Christian Encounters, a series of biographies from Thomas Nelson Publishers, highlights important lives from all ages and areas of the Church. Some are familiar faces. Others are unexpected guests. But all, through their relationships, struggles, prayers, and desires, uniquely illuminate our shared experience.
A generation of 20th-century Americans knew him as a gentle, stoop-shouldered old black man who loved plants and discovered more than a hundred uses for the humble peanut. George Washington Carver goes beyond the public image to chronicle the adventures of one of history's most inspiring and remarkable men.
George Washington Carver was born a slave. After his mother was kidnapped during the Civil War, his former owners raised him as their own child. He was the first black graduate of Iowa State, and turned down a salary from Thomas Edison higher than the U.S. President to stay at the struggling Tuskegee Institute, where he taught and encouraged poor black students for nearly half a century.
Carver was an award-winning painter and acclaimed botanist who saw God the Creator in all of nature. The more he learned about the world, the more convinced he was that everything in it was a gift from the Almighty, that all people were equal in His sight, and that the way to gain respect from his fellow man was not to demand it, but to earn it.

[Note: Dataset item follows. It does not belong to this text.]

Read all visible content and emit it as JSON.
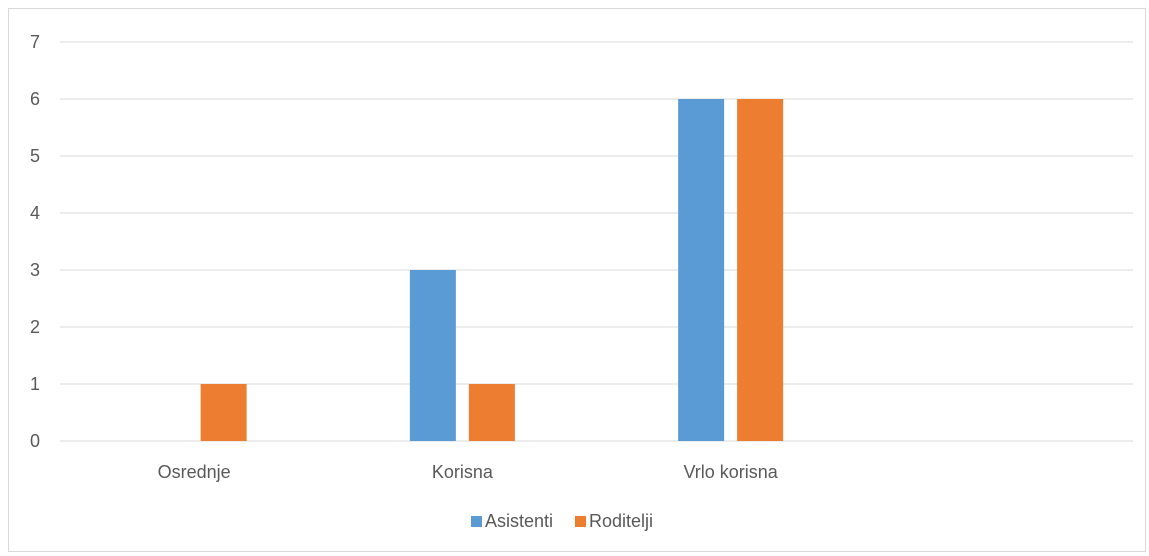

John Perry graduated cum laude from Vanderbilt University, with additional studies at University College, Oxford, England. Before beginning his career as an author in 1997, he was an award-winning advertising copywriter and radio producer. John has published 21 books as an author, collaborator, or ghostwriter. He is the biographer of Sgt. Alvin York, Mary Custis Lee (wife of Robert E. Lee and great granddaughter of Martha Washington), and George Washington Carver. Among other books, he has also written about the 1925 Scopes “monkey” trial (Monkey Business, with Marvin Olasky, B&H Publishing, 2005) and contemporary prison reform (God Behind Bars, Thomas Nelson, 2006). He is a two-time Gold Medallion finalist and Lincoln Prize nominee. He lives in Nashville.